PALAVRAS-CHAVE
TEXTO
O regime do segredo de justiça, que beneficia de proteção constitucional (artigo 20.º/3 da Constituição), é um regime de reserva jurídica sobre o conteúdo dos atos processuais. Esta reserva estende-se à proibição de divulgação da ocorrência de atos processuais e informações acerca da sua tramitação.
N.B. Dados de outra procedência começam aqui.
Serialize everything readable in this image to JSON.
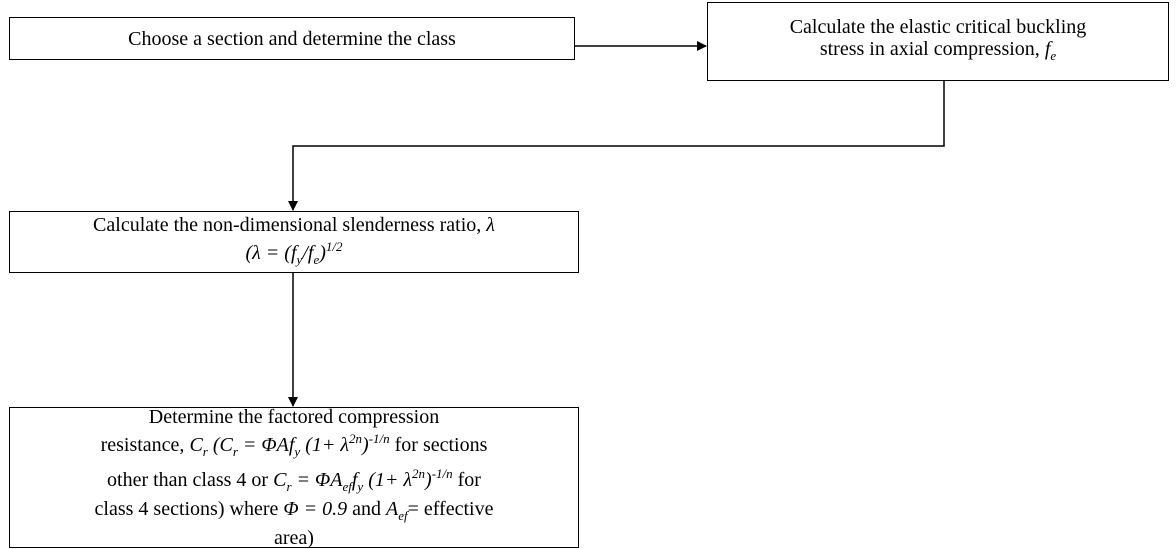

Assim, o segredo de justiça implica as seguintes limitações: proibição de assistir, proibição de tomar conhecimento e proibição de divulgação.
O segredo de justiça visa, por um lado, garantir o sucesso da investigação (a obtenção de prova) e, por outro, proteger as partes envolvidas no processo, como o arguido (que, presumindo-se inocente, pode ver a sua honra e a sua privacidade injustificadamente atingidas) e a vítima.
Embora a regra geral no processo penal seja a da publicidade, nos termos do artigo 86.º/1 do Código de Processo Penal, o juiz de instrução, durante a fase de inquérito, pode sujeitar o processo a segredo de justiça. De modo análogo, o Ministério Público pode também determinar a sujeição dos processos a segredo de justiça. Estando um processo sujeito a segredo de justiça, seja ele criminal, disciplinar ou contraordenacional, a sua violação corresponde à prática de um crime, nos termos do artigo 371.º do Código Penal.